頭が真っ白で何も考えられないはずなのに、何とも説明しにくいものがジェイダを襲う。
「祈り子なんて馬鹿げている。なのに君は、マロにそそのかされて、祈り子になってしまった」
そう吐き捨てると、名残惜しそうにひと撫でした後、指を離した。
「……違うわ。私には、そんな力はないもの。
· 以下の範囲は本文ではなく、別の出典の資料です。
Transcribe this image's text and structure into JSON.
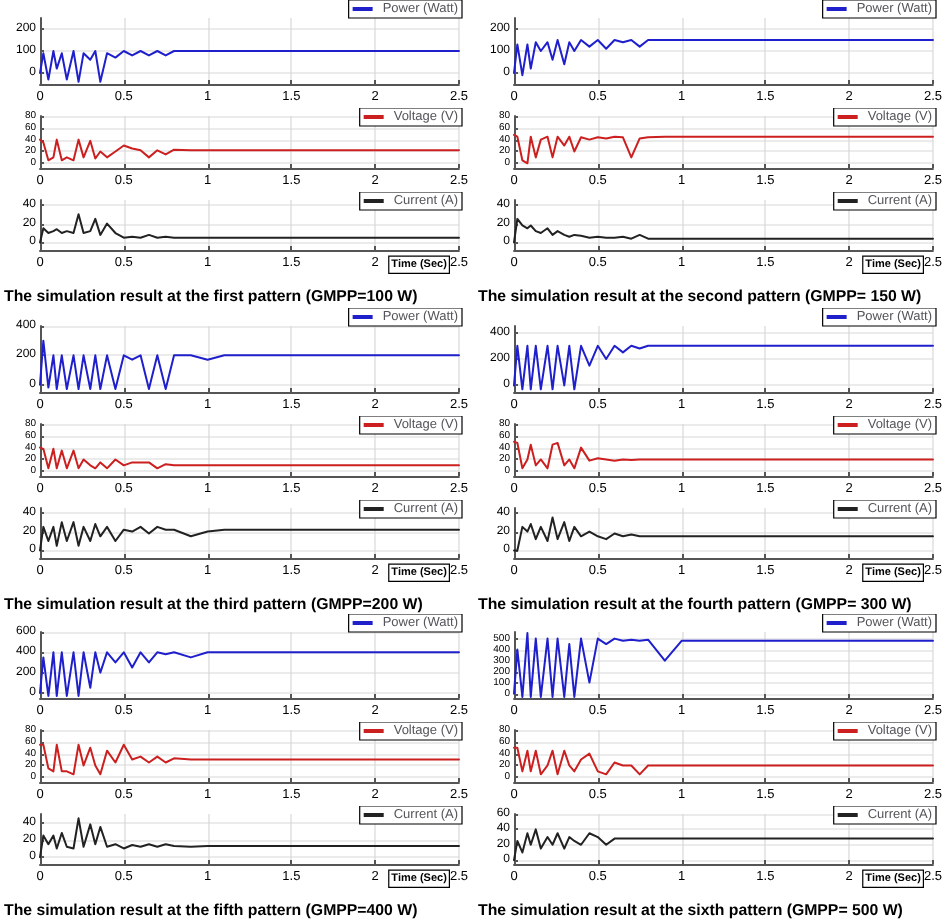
{
  "chart_data": [
    {
      "type": "line",
      "x": [
        0,
        0.02,
        0.05,
        0.08,
        0.1,
        0.13,
        0.16,
        0.2,
        0.23,
        0.26,
        0.3,
        0.33,
        0.36,
        0.4,
        0.45,
        0.5,
        0.55,
        0.6,
        0.65,
        0.7,
        0.75,
        0.8,
        0.9,
        1.0,
        1.1,
        1.5,
        2.0,
        2.5
      ],
      "series": [
        {
          "name": "Power (Watt)",
          "color": "#1f1fcc",
          "values": [
            0,
            90,
            -30,
            100,
            20,
            90,
            -30,
            100,
            -40,
            90,
            60,
            100,
            -40,
            90,
            70,
            100,
            80,
            100,
            80,
            100,
            80,
            100,
            100,
            100,
            100,
            100,
            100,
            100
          ]
        }
      ],
      "xlim": [
        0,
        2.5
      ],
      "xticks": [
        0,
        0.5,
        1,
        1.5,
        2,
        2.5
      ],
      "ylim": [
        -50,
        250
      ],
      "yticks": [
        0,
        100,
        200
      ],
      "grid": true,
      "legend": "top right",
      "marker": "none",
      "line_style": "solid"
    },
    {
      "type": "line",
      "x": [
        0,
        0.02,
        0.05,
        0.08,
        0.1,
        0.13,
        0.16,
        0.2,
        0.23,
        0.26,
        0.3,
        0.33,
        0.36,
        0.4,
        0.45,
        0.5,
        0.55,
        0.6,
        0.65,
        0.7,
        0.75,
        0.8,
        0.9,
        1.0,
        1.1,
        1.5,
        2.0,
        2.5
      ],
      "series": [
        {
          "name": "Voltage (V)",
          "color": "#cc1f1f",
          "values": [
            40,
            35,
            5,
            10,
            40,
            5,
            10,
            5,
            40,
            10,
            38,
            8,
            20,
            10,
            20,
            30,
            25,
            22,
            10,
            22,
            15,
            23,
            22,
            22,
            22,
            22,
            22,
            22
          ]
        }
      ],
      "xlim": [
        0,
        2.5
      ],
      "xticks": [
        0,
        0.5,
        1,
        1.5,
        2,
        2.5
      ],
      "ylim": [
        -8,
        80
      ],
      "yticks": [
        0,
        20,
        40,
        60,
        80
      ],
      "grid": true,
      "legend": "top right",
      "marker": "none",
      "line_style": "solid"
    },
    {
      "type": "line",
      "x": [
        0,
        0.02,
        0.05,
        0.08,
        0.1,
        0.13,
        0.16,
        0.2,
        0.23,
        0.26,
        0.3,
        0.33,
        0.36,
        0.4,
        0.45,
        0.5,
        0.55,
        0.6,
        0.65,
        0.7,
        0.75,
        0.8,
        0.9,
        1.0,
        1.1,
        1.5,
        2.0,
        2.5
      ],
      "series": [
        {
          "name": "Current (A)",
          "color": "#222222",
          "values": [
            0,
            15,
            10,
            12,
            14,
            10,
            12,
            10,
            30,
            10,
            12,
            25,
            8,
            20,
            10,
            5,
            6,
            5,
            8,
            5,
            6,
            5,
            5,
            5,
            5,
            5,
            5,
            5
          ]
        }
      ],
      "xlim": [
        0,
        2.5
      ],
      "xticks": [
        0,
        0.5,
        1,
        1.5,
        2,
        2.5
      ],
      "ylim": [
        -8,
        45
      ],
      "yticks": [
        0,
        20,
        40
      ],
      "grid": true,
      "legend": "top right",
      "marker": "none",
      "line_style": "solid",
      "xlabel": "Time (Sec)",
      "annotations": [
        "The simulation result at the first pattern (GMPP=100 W)"
      ]
    },
    {
      "type": "line",
      "x": [
        0,
        0.02,
        0.05,
        0.08,
        0.1,
        0.13,
        0.16,
        0.2,
        0.23,
        0.26,
        0.3,
        0.33,
        0.36,
        0.4,
        0.45,
        0.5,
        0.55,
        0.6,
        0.65,
        0.7,
        0.75,
        0.8,
        0.9,
        1.0,
        1.1,
        1.5,
        2.0,
        2.5
      ],
      "series": [
        {
          "name": "Power (Watt)",
          "color": "#1f1fcc",
          "values": [
            0,
            130,
            -10,
            130,
            20,
            140,
            100,
            140,
            60,
            150,
            40,
            140,
            100,
            150,
            120,
            150,
            110,
            150,
            140,
            150,
            120,
            150,
            150,
            150,
            150,
            150,
            150,
            150
          ]
        }
      ],
      "xlim": [
        0,
        2.5
      ],
      "xticks": [
        0,
        0.5,
        1,
        1.5,
        2,
        2.5
      ],
      "ylim": [
        -50,
        250
      ],
      "yticks": [
        0,
        100,
        200
      ],
      "grid": true,
      "legend": "top right",
      "marker": "none",
      "line_style": "solid"
    },
    {
      "type": "line",
      "x": [
        0,
        0.02,
        0.05,
        0.08,
        0.1,
        0.13,
        0.16,
        0.2,
        0.23,
        0.26,
        0.3,
        0.33,
        0.36,
        0.4,
        0.45,
        0.5,
        0.55,
        0.6,
        0.65,
        0.7,
        0.75,
        0.8,
        0.9,
        1.0,
        1.1,
        1.5,
        2.0,
        2.5
      ],
      "series": [
        {
          "name": "Voltage (V)",
          "color": "#cc1f1f",
          "values": [
            48,
            45,
            5,
            0,
            45,
            10,
            40,
            45,
            10,
            45,
            30,
            45,
            20,
            44,
            40,
            44,
            42,
            45,
            44,
            10,
            42,
            44,
            45,
            45,
            45,
            45,
            45,
            45
          ]
        }
      ],
      "xlim": [
        0,
        2.5
      ],
      "xticks": [
        0,
        0.5,
        1,
        1.5,
        2,
        2.5
      ],
      "ylim": [
        -8,
        80
      ],
      "yticks": [
        0,
        20,
        40,
        60,
        80
      ],
      "grid": true,
      "legend": "top right",
      "marker": "none",
      "line_style": "solid"
    },
    {
      "type": "line",
      "x": [
        0,
        0.02,
        0.05,
        0.08,
        0.1,
        0.13,
        0.16,
        0.2,
        0.23,
        0.26,
        0.3,
        0.33,
        0.36,
        0.4,
        0.45,
        0.5,
        0.55,
        0.6,
        0.65,
        0.7,
        0.75,
        0.8,
        0.9,
        1.0,
        1.1,
        1.5,
        2.0,
        2.5
      ],
      "series": [
        {
          "name": "Current (A)",
          "color": "#222222",
          "values": [
            0,
            25,
            18,
            15,
            18,
            12,
            10,
            15,
            8,
            12,
            8,
            6,
            8,
            7,
            5,
            6,
            5,
            5,
            6,
            4,
            8,
            4,
            4,
            4,
            4,
            4,
            4,
            4
          ]
        }
      ],
      "xlim": [
        0,
        2.5
      ],
      "xticks": [
        0,
        0.5,
        1,
        1.5,
        2,
        2.5
      ],
      "ylim": [
        -8,
        45
      ],
      "yticks": [
        0,
        20,
        40
      ],
      "grid": true,
      "legend": "top right",
      "marker": "none",
      "line_style": "solid",
      "xlabel": "Time (Sec)",
      "annotations": [
        "The simulation result at the second pattern (GMPP= 150 W)"
      ]
    },
    {
      "type": "line",
      "x": [
        0,
        0.02,
        0.05,
        0.08,
        0.1,
        0.13,
        0.16,
        0.2,
        0.23,
        0.26,
        0.3,
        0.33,
        0.36,
        0.4,
        0.45,
        0.5,
        0.55,
        0.6,
        0.65,
        0.7,
        0.75,
        0.8,
        0.9,
        1.0,
        1.1,
        1.5,
        2.0,
        2.5
      ],
      "series": [
        {
          "name": "Power (Watt)",
          "color": "#1f1fcc",
          "values": [
            0,
            300,
            -20,
            200,
            -30,
            200,
            -30,
            200,
            -30,
            200,
            -30,
            200,
            -30,
            200,
            -30,
            200,
            170,
            200,
            -30,
            200,
            -30,
            200,
            200,
            170,
            200,
            200,
            200,
            200
          ]
        }
      ],
      "xlim": [
        0,
        2.5
      ],
      "xticks": [
        0,
        0.5,
        1,
        1.5,
        2,
        2.5
      ],
      "ylim": [
        -50,
        400
      ],
      "yticks": [
        0,
        200,
        400
      ],
      "grid": true,
      "legend": "top right",
      "marker": "none",
      "line_style": "solid"
    },
    {
      "type": "line",
      "x": [
        0,
        0.02,
        0.05,
        0.08,
        0.1,
        0.13,
        0.16,
        0.2,
        0.23,
        0.26,
        0.3,
        0.33,
        0.36,
        0.4,
        0.45,
        0.5,
        0.55,
        0.6,
        0.65,
        0.7,
        0.75,
        0.8,
        0.9,
        1.0,
        1.1,
        1.5,
        2.0,
        2.5
      ],
      "series": [
        {
          "name": "Voltage (V)",
          "color": "#cc1f1f",
          "values": [
            40,
            38,
            5,
            38,
            5,
            35,
            5,
            35,
            5,
            20,
            10,
            5,
            15,
            5,
            20,
            10,
            15,
            15,
            15,
            5,
            12,
            10,
            10,
            10,
            10,
            10,
            10,
            10
          ]
        }
      ],
      "xlim": [
        0,
        2.5
      ],
      "xticks": [
        0,
        0.5,
        1,
        1.5,
        2,
        2.5
      ],
      "ylim": [
        -8,
        80
      ],
      "yticks": [
        0,
        20,
        40,
        60,
        80
      ],
      "grid": true,
      "legend": "top right",
      "marker": "none",
      "line_style": "solid"
    },
    {
      "type": "line",
      "x": [
        0,
        0.02,
        0.05,
        0.08,
        0.1,
        0.13,
        0.16,
        0.2,
        0.23,
        0.26,
        0.3,
        0.33,
        0.36,
        0.4,
        0.45,
        0.5,
        0.55,
        0.6,
        0.65,
        0.7,
        0.75,
        0.8,
        0.9,
        1.0,
        1.1,
        1.5,
        2.0,
        2.5
      ],
      "series": [
        {
          "name": "Current (A)",
          "color": "#222222",
          "values": [
            0,
            25,
            10,
            25,
            5,
            30,
            10,
            30,
            5,
            25,
            10,
            28,
            15,
            25,
            10,
            22,
            20,
            25,
            18,
            25,
            22,
            22,
            15,
            20,
            22,
            22,
            22,
            22
          ]
        }
      ],
      "xlim": [
        0,
        2.5
      ],
      "xticks": [
        0,
        0.5,
        1,
        1.5,
        2,
        2.5
      ],
      "ylim": [
        -8,
        45
      ],
      "yticks": [
        0,
        20,
        40
      ],
      "grid": true,
      "legend": "top right",
      "marker": "none",
      "line_style": "solid",
      "xlabel": "Time (Sec)",
      "annotations": [
        "The simulation result at the third pattern (GMPP=200 W)"
      ]
    },
    {
      "type": "line",
      "x": [
        0,
        0.02,
        0.05,
        0.08,
        0.1,
        0.13,
        0.16,
        0.2,
        0.23,
        0.26,
        0.3,
        0.33,
        0.36,
        0.4,
        0.45,
        0.5,
        0.55,
        0.6,
        0.65,
        0.7,
        0.75,
        0.8,
        0.9,
        1.0,
        1.1,
        1.5,
        2.0,
        2.5
      ],
      "series": [
        {
          "name": "Power (Watt)",
          "color": "#1f1fcc",
          "values": [
            0,
            300,
            -30,
            300,
            -30,
            300,
            -30,
            300,
            -30,
            300,
            0,
            300,
            -30,
            300,
            150,
            300,
            200,
            300,
            250,
            300,
            280,
            300,
            300,
            300,
            300,
            300,
            300,
            300
          ]
        }
      ],
      "xlim": [
        0,
        2.5
      ],
      "xticks": [
        0,
        0.5,
        1,
        1.5,
        2,
        2.5
      ],
      "ylim": [
        -50,
        450
      ],
      "yticks": [
        0,
        200,
        400
      ],
      "grid": true,
      "legend": "top right",
      "marker": "none",
      "line_style": "solid"
    },
    {
      "type": "line",
      "x": [
        0,
        0.02,
        0.05,
        0.08,
        0.1,
        0.13,
        0.16,
        0.2,
        0.23,
        0.26,
        0.3,
        0.33,
        0.36,
        0.4,
        0.45,
        0.5,
        0.55,
        0.6,
        0.65,
        0.7,
        0.75,
        0.8,
        0.9,
        1.0,
        1.1,
        1.5,
        2.0,
        2.5
      ],
      "series": [
        {
          "name": "Voltage (V)",
          "color": "#cc1f1f",
          "values": [
            50,
            48,
            5,
            20,
            45,
            10,
            20,
            5,
            45,
            48,
            10,
            20,
            5,
            40,
            18,
            22,
            20,
            18,
            20,
            19,
            20,
            20,
            20,
            20,
            20,
            20,
            20,
            20
          ]
        }
      ],
      "xlim": [
        0,
        2.5
      ],
      "xticks": [
        0,
        0.5,
        1,
        1.5,
        2,
        2.5
      ],
      "ylim": [
        -8,
        80
      ],
      "yticks": [
        0,
        20,
        40,
        60,
        80
      ],
      "grid": true,
      "legend": "top right",
      "marker": "none",
      "line_style": "solid"
    },
    {
      "type": "line",
      "x": [
        0,
        0.02,
        0.05,
        0.08,
        0.1,
        0.13,
        0.16,
        0.2,
        0.23,
        0.26,
        0.3,
        0.33,
        0.36,
        0.4,
        0.45,
        0.5,
        0.55,
        0.6,
        0.65,
        0.7,
        0.75,
        0.8,
        0.9,
        1.0,
        1.1,
        1.5,
        2.0,
        2.5
      ],
      "series": [
        {
          "name": "Current (A)",
          "color": "#222222",
          "values": [
            0,
            0,
            25,
            20,
            28,
            12,
            25,
            10,
            35,
            12,
            30,
            10,
            25,
            15,
            20,
            15,
            12,
            18,
            15,
            17,
            15,
            15,
            15,
            15,
            15,
            15,
            15,
            15
          ]
        }
      ],
      "xlim": [
        0,
        2.5
      ],
      "xticks": [
        0,
        0.5,
        1,
        1.5,
        2,
        2.5
      ],
      "ylim": [
        -8,
        45
      ],
      "yticks": [
        0,
        20,
        40
      ],
      "grid": true,
      "legend": "top right",
      "marker": "none",
      "line_style": "solid",
      "xlabel": "Time (Sec)",
      "annotations": [
        "The simulation result at the fourth pattern (GMPP= 300 W)"
      ]
    },
    {
      "type": "line",
      "x": [
        0,
        0.02,
        0.05,
        0.08,
        0.1,
        0.13,
        0.16,
        0.2,
        0.23,
        0.26,
        0.3,
        0.33,
        0.36,
        0.4,
        0.45,
        0.5,
        0.55,
        0.6,
        0.65,
        0.7,
        0.75,
        0.8,
        0.9,
        1.0,
        1.1,
        1.5,
        2.0,
        2.5
      ],
      "series": [
        {
          "name": "Power (Watt)",
          "color": "#1f1fcc",
          "values": [
            0,
            350,
            -30,
            400,
            -30,
            400,
            -30,
            400,
            -30,
            400,
            50,
            400,
            200,
            400,
            300,
            400,
            250,
            400,
            300,
            400,
            380,
            400,
            350,
            400,
            400,
            400,
            400,
            400
          ]
        }
      ],
      "xlim": [
        0,
        2.5
      ],
      "xticks": [
        0,
        0.5,
        1,
        1.5,
        2,
        2.5
      ],
      "ylim": [
        -50,
        600
      ],
      "yticks": [
        0,
        200,
        400,
        600
      ],
      "grid": true,
      "legend": "top right",
      "marker": "none",
      "line_style": "solid"
    },
    {
      "type": "line",
      "x": [
        0,
        0.02,
        0.05,
        0.08,
        0.1,
        0.13,
        0.16,
        0.2,
        0.23,
        0.26,
        0.3,
        0.33,
        0.36,
        0.4,
        0.45,
        0.5,
        0.55,
        0.6,
        0.65,
        0.7,
        0.75,
        0.8,
        0.9,
        1.0,
        1.1,
        1.5,
        2.0,
        2.5
      ],
      "series": [
        {
          "name": "Voltage (V)",
          "color": "#cc1f1f",
          "values": [
            55,
            55,
            15,
            10,
            55,
            10,
            10,
            5,
            55,
            20,
            50,
            20,
            5,
            45,
            25,
            55,
            30,
            35,
            25,
            35,
            25,
            32,
            30,
            30,
            30,
            30,
            30,
            30
          ]
        }
      ],
      "xlim": [
        0,
        2.5
      ],
      "xticks": [
        0,
        0.5,
        1,
        1.5,
        2,
        2.5
      ],
      "ylim": [
        -8,
        80
      ],
      "yticks": [
        0,
        20,
        40,
        60,
        80
      ],
      "grid": true,
      "legend": "top right",
      "marker": "none",
      "line_style": "solid"
    },
    {
      "type": "line",
      "x": [
        0,
        0.02,
        0.05,
        0.08,
        0.1,
        0.13,
        0.16,
        0.2,
        0.23,
        0.26,
        0.3,
        0.33,
        0.36,
        0.4,
        0.45,
        0.5,
        0.55,
        0.6,
        0.65,
        0.7,
        0.75,
        0.8,
        0.9,
        1.0,
        1.1,
        1.5,
        2.0,
        2.5
      ],
      "series": [
        {
          "name": "Current (A)",
          "color": "#222222",
          "values": [
            0,
            25,
            15,
            25,
            10,
            28,
            12,
            10,
            45,
            12,
            38,
            15,
            35,
            12,
            15,
            10,
            14,
            12,
            15,
            12,
            15,
            13,
            12,
            13,
            13,
            13,
            13,
            13
          ]
        }
      ],
      "xlim": [
        0,
        2.5
      ],
      "xticks": [
        0,
        0.5,
        1,
        1.5,
        2,
        2.5
      ],
      "ylim": [
        -8,
        50
      ],
      "yticks": [
        0,
        20,
        40
      ],
      "grid": true,
      "legend": "top right",
      "marker": "none",
      "line_style": "solid",
      "xlabel": "Time (Sec)",
      "annotations": [
        "The simulation result at the fifth pattern (GMPP=400 W)"
      ]
    },
    {
      "type": "line",
      "x": [
        0,
        0.02,
        0.05,
        0.08,
        0.1,
        0.13,
        0.16,
        0.2,
        0.23,
        0.26,
        0.3,
        0.33,
        0.36,
        0.4,
        0.45,
        0.5,
        0.55,
        0.6,
        0.65,
        0.7,
        0.75,
        0.8,
        0.9,
        1.0,
        1.1,
        1.5,
        2.0,
        2.5
      ],
      "series": [
        {
          "name": "Power (Watt)",
          "color": "#1f1fcc",
          "values": [
            0,
            400,
            -30,
            550,
            -30,
            500,
            -30,
            500,
            -30,
            500,
            -30,
            450,
            -30,
            500,
            100,
            500,
            450,
            500,
            480,
            490,
            480,
            490,
            300,
            480,
            480,
            480,
            480,
            480
          ]
        }
      ],
      "xlim": [
        0,
        2.5
      ],
      "xticks": [
        0,
        0.5,
        1,
        1.5,
        2,
        2.5
      ],
      "ylim": [
        -40,
        560
      ],
      "yticks": [
        0,
        100,
        200,
        300,
        400,
        500
      ],
      "grid": true,
      "legend": "top right",
      "marker": "none",
      "line_style": "solid"
    },
    {
      "type": "line",
      "x": [
        0,
        0.02,
        0.05,
        0.08,
        0.1,
        0.13,
        0.16,
        0.2,
        0.23,
        0.26,
        0.3,
        0.33,
        0.36,
        0.4,
        0.45,
        0.5,
        0.55,
        0.6,
        0.65,
        0.7,
        0.75,
        0.8,
        0.9,
        1.0,
        1.1,
        1.5,
        2.0,
        2.5
      ],
      "series": [
        {
          "name": "Voltage (V)",
          "color": "#cc1f1f",
          "values": [
            50,
            50,
            10,
            45,
            10,
            45,
            5,
            20,
            45,
            5,
            45,
            20,
            10,
            30,
            40,
            10,
            5,
            25,
            20,
            20,
            5,
            20,
            20,
            20,
            20,
            20,
            20,
            20
          ]
        }
      ],
      "xlim": [
        0,
        2.5
      ],
      "xticks": [
        0,
        0.5,
        1,
        1.5,
        2,
        2.5
      ],
      "ylim": [
        -8,
        80
      ],
      "yticks": [
        0,
        20,
        40,
        60,
        80
      ],
      "grid": true,
      "legend": "top right",
      "marker": "none",
      "line_style": "solid"
    },
    {
      "type": "line",
      "x": [
        0,
        0.02,
        0.05,
        0.08,
        0.1,
        0.13,
        0.16,
        0.2,
        0.23,
        0.26,
        0.3,
        0.33,
        0.36,
        0.4,
        0.45,
        0.5,
        0.55,
        0.6,
        0.65,
        0.7,
        0.75,
        0.8,
        0.9,
        1.0,
        1.1,
        1.5,
        2.0,
        2.5
      ],
      "series": [
        {
          "name": "Current (A)",
          "color": "#222222",
          "values": [
            0,
            25,
            10,
            35,
            20,
            40,
            15,
            30,
            20,
            35,
            15,
            30,
            25,
            20,
            35,
            30,
            20,
            28,
            28,
            28,
            28,
            28,
            28,
            28,
            28,
            28,
            28,
            28
          ]
        }
      ],
      "xlim": [
        0,
        2.5
      ],
      "xticks": [
        0,
        0.5,
        1,
        1.5,
        2,
        2.5
      ],
      "ylim": [
        -5,
        60
      ],
      "yticks": [
        0,
        20,
        40,
        60
      ],
      "grid": true,
      "legend": "top right",
      "marker": "none",
      "line_style": "solid",
      "xlabel": "Time (Sec)",
      "annotations": [
        "The simulation result at the sixth pattern (GMPP= 500 W)"
      ]
    }
  ]
}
マロの言葉を伝えただけ」
「同じことだよ」
他の人にはそうだ。
キャシディやキース。
実際に雨が降れば、大勢の人がジェイダを祈り子だと思うかもしれない。
「雨が降った、その後のことを考えましょう? だって、ロイが私を連れて来たのは、雨を降らせる為じゃないんだから」
でも、ロイが必要としているのは別のものだ。
彼にとっては、ジェイダはただの町娘。
ジェイダにとって、彼がアルバート王子ではないのと同じように。
「それに、ロイ自身が隠していては、本当のロイに触れられない」
今触れているのは、ロイの方だ。
それでも手を伸ばせば、また弾かれてしまいそうで怖い。
「なのに、婚約者なんて言われて……そりゃあ、慣れてはいないけど。知りたいとは、思っているのに……」
(……って、何を言ってるの! )
ロイの反応がない。
ペラペラと喋ったうえに、ボソボソと意味不明なことを言われ、どう思っただろうか。
「……ジェイダ」
強めに抱いた腕も解かれ、更に不安になる。
知ったようなことを言って、嫌になったのかもしれない。
「……参ったな」
そう思ったが、もう一度ロイの手が背中に触れる。
そして撫でるように下りていくと、そっと腰を抱いた。